2 – Há muito tempo São Bernardo não sediava um campeonato de banks. [...] bom público, ótima premiação e, o que é melhor, muito skate nos dois dias. (VIEGAS, 1996, p.19-20)

Nesse mesmo ano foi construída uma minirrampa num bairro chamado Jardim Hollywood, esta teria sido idealizada pelos skatistas do bairro. Além desta, mais quatro outras pistas foram construídas em praças localizadas em pontos diferentes da cidade, totalizando cinco pistas em praças de cinco bairros diferentes da cidade. Assim, em 1998, graças a existência dessas pistas, o campeonato Interbairros foi organizado novamente pela ASSBC (NASCIMENTO; PRETTO, 2012).

Finalmente, em 2004, a antiga Pista de SBC foi fechada para que pudesse ser feita uma grande revitalização. Esta culminaria, três anos depois, na construção do Parque da Juventude, inaugurado e aberto ao público em 22 de agosto de 2007.

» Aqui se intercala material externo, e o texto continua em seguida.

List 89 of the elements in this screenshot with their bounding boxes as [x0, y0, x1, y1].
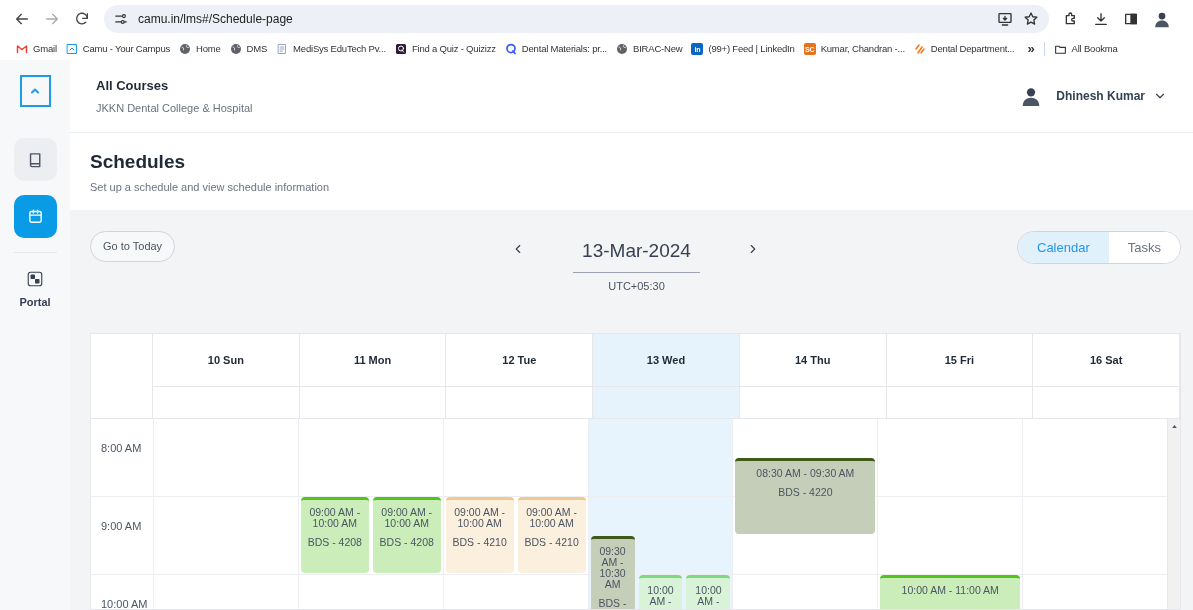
user-name[interactable]: Dhinesh Kumar	[1056, 87, 1145, 105]
site-settings-icon[interactable]	[114, 12, 128, 26]
globe-icon	[229, 43, 242, 55]
ring-icon	[504, 43, 517, 55]
courses-nav-button[interactable]	[13, 138, 57, 181]
reload-icon[interactable]	[74, 11, 90, 27]
event-code: BDS - 4210	[452, 537, 507, 548]
event-card[interactable]: 09:00 AM - 10:00 AM BDS - 4208	[372, 497, 441, 573]
day-header[interactable]: 15 Fri	[886, 334, 1034, 387]
event-code: BDS - 4208	[379, 537, 434, 548]
document-icon	[276, 43, 289, 55]
globe-icon	[179, 43, 192, 55]
back-icon[interactable]	[14, 11, 30, 27]
event-time: 10:00 AM -	[694, 585, 723, 607]
bookmark-label: Camu - Your Campus	[82, 41, 171, 56]
logo[interactable]	[19, 75, 51, 107]
event-card[interactable]: 10:00 AM - 11:00 AM	[880, 575, 1021, 609]
event-time: 09:00 AM - 10:00 AM	[380, 507, 434, 529]
more-bookmarks-button[interactable]: »	[1027, 39, 1035, 59]
page-subtitle: Set up a schedule and view schedule information	[90, 180, 331, 195]
event-card[interactable]: 10:00 AM -	[686, 575, 731, 609]
side-panel-icon[interactable]	[1123, 11, 1139, 27]
bookmark[interactable]: Home	[179, 41, 221, 57]
bookmark-label: DMS	[246, 41, 268, 56]
address-bar[interactable]: camu.in/lms#/Schedule-page	[104, 5, 1049, 33]
all-bookmarks-button[interactable]: All Bookma	[1053, 41, 1118, 57]
event-code: BDS - 4220	[778, 487, 833, 498]
page-title: Schedules	[90, 149, 187, 174]
q-square-icon	[394, 43, 407, 55]
url-text: camu.in/lms#/Schedule-page	[138, 11, 293, 28]
download-icon[interactable]	[1093, 11, 1109, 27]
event-time: 09:30 AM - 10:30 AM	[598, 546, 627, 590]
bookmark[interactable]: MediSys EduTech Pv...	[276, 41, 386, 57]
bookmark-label: Home	[196, 41, 221, 56]
profile-avatar-icon[interactable]	[1153, 10, 1171, 28]
stripes-icon	[913, 43, 926, 55]
portal-nav-button[interactable]: Portal	[15, 268, 55, 313]
globe-icon	[616, 43, 629, 55]
schedule-nav-button[interactable]	[13, 195, 57, 238]
event-code: BDS - 4208	[307, 537, 362, 548]
event-card[interactable]: 08:30 AM - 09:30 AM BDS - 4220	[735, 458, 876, 534]
date-label: 13-Mar-2024	[573, 237, 700, 273]
event-code: BDS -	[598, 598, 627, 609]
calendar-icon	[26, 208, 44, 225]
bookmark-label: Dental Materials: pr...	[521, 41, 608, 56]
course-title: All Courses	[96, 77, 170, 95]
bookmark-label: BIRAC-New	[633, 41, 683, 56]
bookmark-label: MediSys EduTech Pv...	[293, 41, 386, 56]
chevron-square-icon	[65, 43, 78, 55]
event-time: 08:30 AM - 09:30 AM	[756, 468, 855, 479]
time-label: 8:00 AM	[101, 442, 142, 454]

Ainda no ano de 2004, com a principal pista da cidade interditada para reforma, muitos eventos foram realizados em pistas menores, localizadas em diferentes bairros da cidade, assim algumas eram revitalizadas enquanto outras eram construídas a partir de iniciativas de moradores e skatistas. O final dessa década foi marcado por muitos campeonatos na modalidade banks e também pelo reencontro de skatistas que haviam parado de andar há alguns anos e o reconhecimento daqueles veteranos do skate, chamados agora de Olds School, sendo promovidos campeonatos e categorias específicos para esse público (NASCIMENTO; PRETTO, 2012).

Hoje o skate é uma atividade muito popular em SBC, muitos são os eventos promovidos durante todo o ano, tanto particulares como de iniciativa pública. E o Parque da Juventude é o equipamento central dessa prática urbana, além de ser um símbolo de sua história, é lá que acontecem os maiores projetos de iniciativa à prática do skate e os eventos e campeonatos de maior amplitude.